Financial status: This can be an emotional topic to both discuss and decide upon how much to reveal.
It's important that young adult children know whether or not their parents will be able to support themselves as they age, and that is the minimum parents should tell their kids. Be honest - if there are concerns about savings running out or cost of living exceeding income, give young adult kids the benefit of the doubt and tell them so. It will give them time to prepare for the possibility of needing to budget for any help that might be needed. If your estate is sizable and your children will inherit some wealth from you when you pass, you do not need to reveal the details of your finances if you choose not to. With the financial market always in flux and the economy under duress, counting on any sum of money in the future can be foolish, and for some young adults it can blunt their ambition and motivation to work hard if they believe they will someday come into a good amount of money.

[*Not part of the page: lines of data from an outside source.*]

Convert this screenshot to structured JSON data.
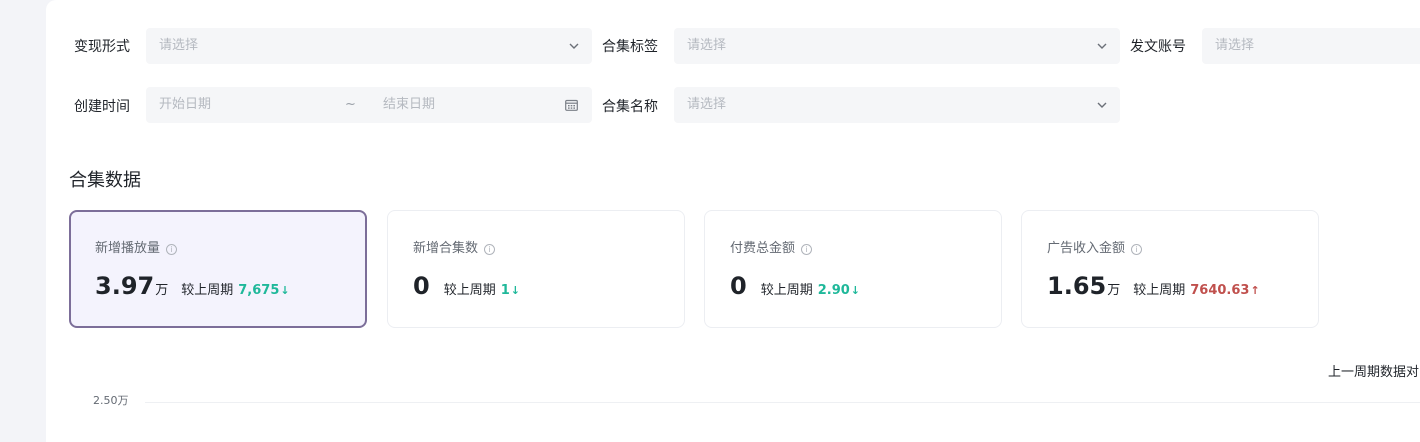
{
  "filters": {
    "monetization": {
      "label": "变现形式",
      "placeholder": "请选择"
    },
    "collection_tag": {
      "label": "合集标签",
      "placeholder": "请选择"
    },
    "post_account": {
      "label": "发文账号",
      "placeholder": "请选择"
    },
    "create_time": {
      "label": "创建时间",
      "start_placeholder": "开始日期",
      "separator": "~",
      "end_placeholder": "结束日期"
    },
    "collection_name": {
      "label": "合集名称",
      "placeholder": "请选择"
    }
  },
  "section": {
    "title": "合集数据"
  },
  "metrics": [
    {
      "label": "新增播放量",
      "value": "3.97",
      "unit": "万",
      "compare_label": "较上周期",
      "delta": "7,675",
      "trend": "down",
      "trend_arrow": "↓",
      "active": true
    },
    {
      "label": "新增合集数",
      "value": "0",
      "unit": "",
      "compare_label": "较上周期",
      "delta": "1",
      "trend": "down",
      "trend_arrow": "↓",
      "active": false
    },
    {
      "label": "付费总金额",
      "value": "0",
      "unit": "",
      "compare_label": "较上周期",
      "delta": "2.90",
      "trend": "down",
      "trend_arrow": "↓",
      "active": false
    },
    {
      "label": "广告收入金额",
      "value": "1.65",
      "unit": "万",
      "compare_label": "较上周期",
      "delta": "7640.63",
      "trend": "up",
      "trend_arrow": "↑",
      "active": false
    }
  ],
  "chart": {
    "legend_text": "上一周期数据对",
    "y_tick": "2.50万"
  },
  "colors": {
    "down": "#1fb89a",
    "up": "#c0504d",
    "active_border": "#7c6e99",
    "active_bg": "#f4f3fd"
  }
}
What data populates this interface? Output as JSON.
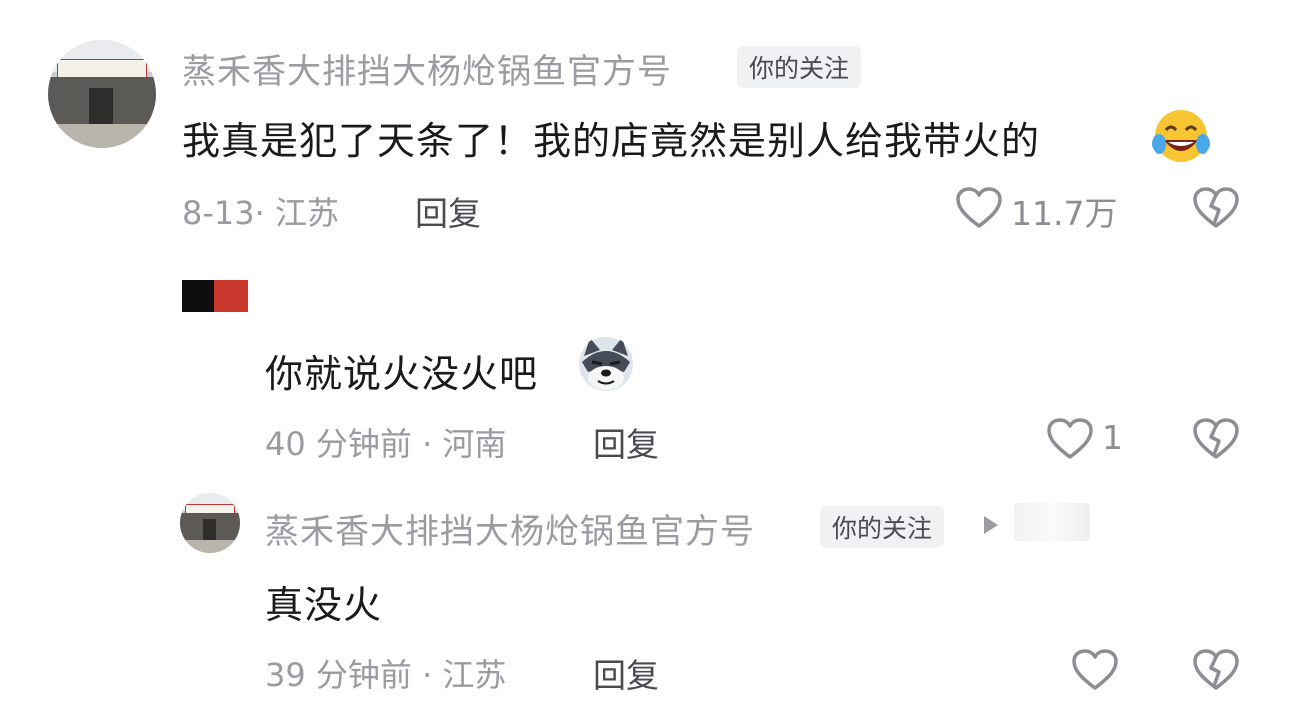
{
  "comments": [
    {
      "author": "蒸禾香大排挡大杨炝锅鱼官方号",
      "badge": "你的关注",
      "text": "我真是犯了天条了！我的店竟然是别人给我带火的",
      "emoji": "laughing-tears-emoji",
      "meta": "8-13· 江苏",
      "reply_label": "回复",
      "like_count": "11.7万"
    },
    {
      "text": "你就说火没火吧",
      "emoji": "husky-dog-emoji",
      "meta": "40 分钟前 · 河南",
      "reply_label": "回复",
      "like_count": "1"
    },
    {
      "author": "蒸禾香大排挡大杨炝锅鱼官方号",
      "badge": "你的关注",
      "text": "真没火",
      "meta": "39 分钟前 · 江苏",
      "reply_label": "回复",
      "like_count": ""
    }
  ],
  "icons": {
    "like": "heart-outline-icon",
    "dislike": "broken-heart-icon",
    "reply_arrow": "triangle-right-icon"
  },
  "colors": {
    "name_gray": "#9b9ca1",
    "text_dark": "#1a1a1c",
    "badge_bg": "#f0f1f3"
  }
}
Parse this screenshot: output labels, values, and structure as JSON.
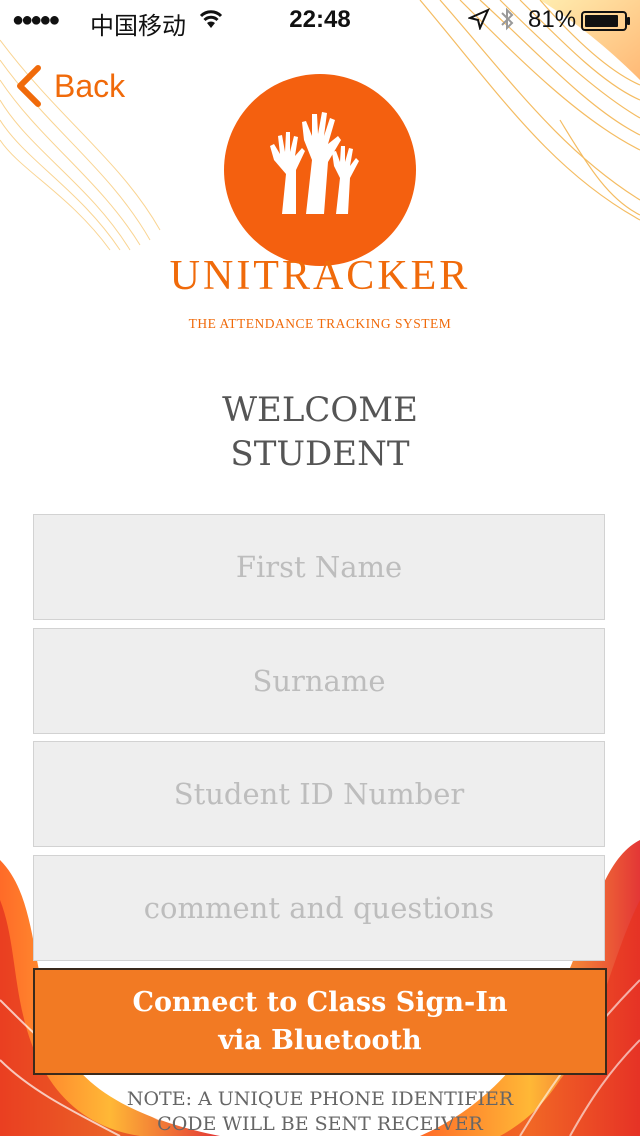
{
  "status_bar": {
    "signal": "●●●●●",
    "carrier": "中国移动",
    "time": "22:48",
    "battery_percent": "81%",
    "icons": [
      "wifi-icon",
      "location-arrow-icon",
      "bluetooth-icon",
      "battery-icon"
    ]
  },
  "nav": {
    "back_label": "Back",
    "back_icon": "chevron-left-icon"
  },
  "logo": {
    "title": "UNITRACKER",
    "subtitle": "THE ATTENDANCE TRACKING SYSTEM",
    "icon": "raised-hands-icon"
  },
  "heading": {
    "line1": "WELCOME",
    "line2": "STUDENT"
  },
  "form": {
    "first_name": {
      "placeholder": "First Name",
      "value": ""
    },
    "surname": {
      "placeholder": "Surname",
      "value": ""
    },
    "student_id": {
      "placeholder": "Student ID Number",
      "value": ""
    },
    "comments": {
      "placeholder": "comment and questions",
      "value": ""
    }
  },
  "connect_button": {
    "line1": "Connect to Class Sign-In",
    "line2": "via Bluetooth"
  },
  "note": {
    "line1": "NOTE: A UNIQUE PHONE IDENTIFIER",
    "line2": "CODE WILL BE SENT RECEIVER"
  },
  "colors": {
    "accent": "#f06a0a",
    "logo_circle": "#f4600f",
    "button": "#f27a23",
    "field_bg": "#eeeeee"
  }
}
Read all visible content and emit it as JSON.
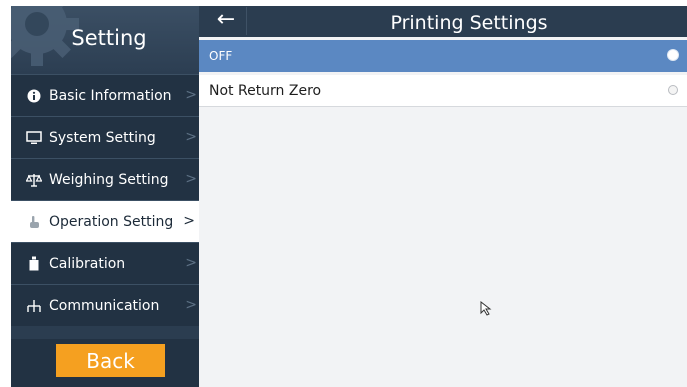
{
  "sidebar": {
    "title": "Setting",
    "items": [
      {
        "label": "Basic Information",
        "icon": "info-icon",
        "active": false
      },
      {
        "label": "System Setting",
        "icon": "monitor-icon",
        "active": false
      },
      {
        "label": "Weighing Setting",
        "icon": "scale-icon",
        "active": false
      },
      {
        "label": "Operation Setting",
        "icon": "hand-icon",
        "active": true
      },
      {
        "label": "Calibration",
        "icon": "weight-icon",
        "active": false
      },
      {
        "label": "Communication",
        "icon": "network-icon",
        "active": false
      }
    ],
    "chevron": ">",
    "back_label": "Back"
  },
  "header": {
    "back_arrow": "←",
    "title": "Printing Settings"
  },
  "options": [
    {
      "label": "OFF",
      "selected": true
    },
    {
      "label": "Not Return Zero",
      "selected": false
    }
  ],
  "colors": {
    "sidebar_bg": "#223243",
    "header_bg": "#2b3d50",
    "selected_row": "#5b88c2",
    "back_button": "#f5a020"
  }
}
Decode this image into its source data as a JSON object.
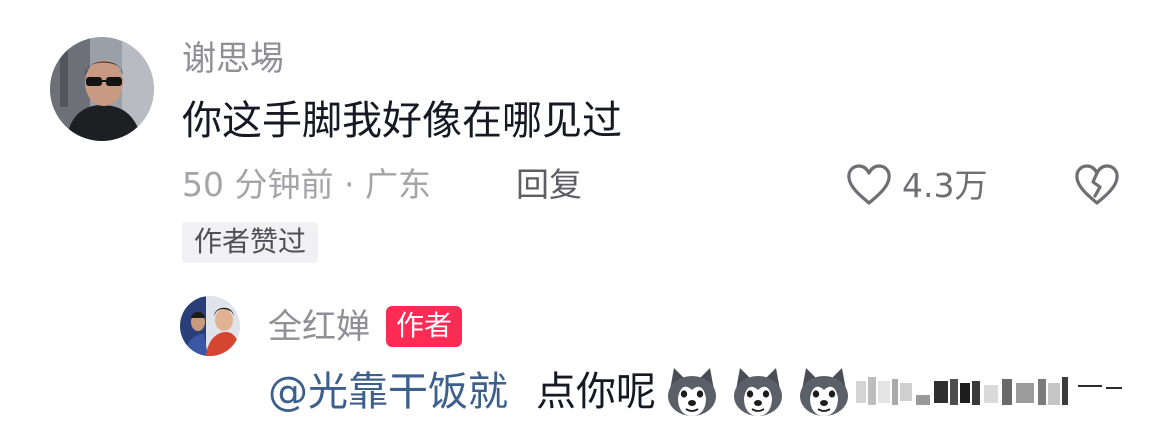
{
  "comment": {
    "author": "谢思埸",
    "text": "你这手脚我好像在哪见过",
    "time_location": "50 分钟前 · 广东",
    "reply_label": "回复",
    "like_count": "4.3万",
    "author_liked_badge": "作者赞过"
  },
  "reply": {
    "author": "全红婵",
    "author_tag": "作者",
    "mention": "@光靠干饭就",
    "text": "点你呢"
  },
  "icons": {
    "like": "heart-outline-icon",
    "dislike": "broken-heart-icon",
    "emoji": "husky-dog-emoji"
  },
  "colors": {
    "accent_red": "#fe2c55",
    "mention_blue": "#3c5f8c"
  }
}
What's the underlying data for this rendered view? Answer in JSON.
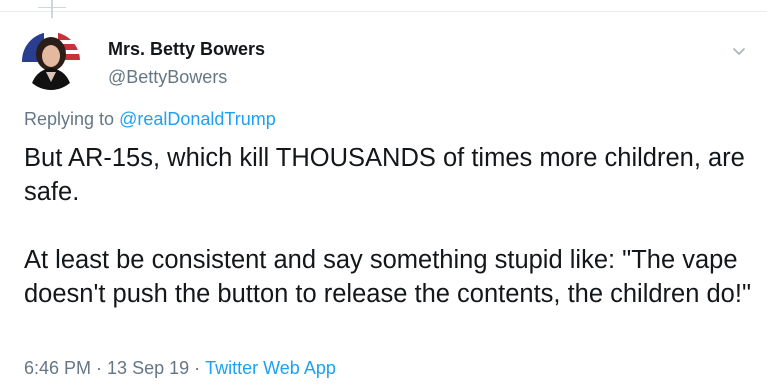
{
  "tweet": {
    "author": {
      "name": "Mrs. Betty Bowers",
      "handle": "@BettyBowers"
    },
    "reply": {
      "prefix": "Replying to",
      "handle": "@realDonaldTrump"
    },
    "body": {
      "paragraph1": "But AR-15s, which kill THOUSANDS of times more children, are safe.",
      "paragraph2": "At least be consistent and say something stupid like: \"The vape doesn't push the button to release the contents, the children do!\""
    },
    "meta": {
      "time": "6:46 PM",
      "separator": "·",
      "date": "13 Sep 19",
      "source": "Twitter Web App"
    }
  },
  "colors": {
    "text": "#14171a",
    "secondary": "#657786",
    "link": "#1da1f2",
    "divider": "#e6ecf0"
  },
  "icons": {
    "menu": "chevron-down-icon",
    "avatar": "avatar"
  }
}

Family heirlooms: For many families, squabbling over who get's grandmother's diamond necklace or grandfather's collection of rare coins can cause a permanent rift between siblings. In the case of valuable - and not so valuable - special items, it's a good idea to discuss beforehand who would like what, and then make it clear in your will or in another document who those items should go to. There is nothing more valuable than family relationships, but deciding on who gets to take what home in the midst of the emotionally overwhelming loss of a parent can cause damage to even the best relationships.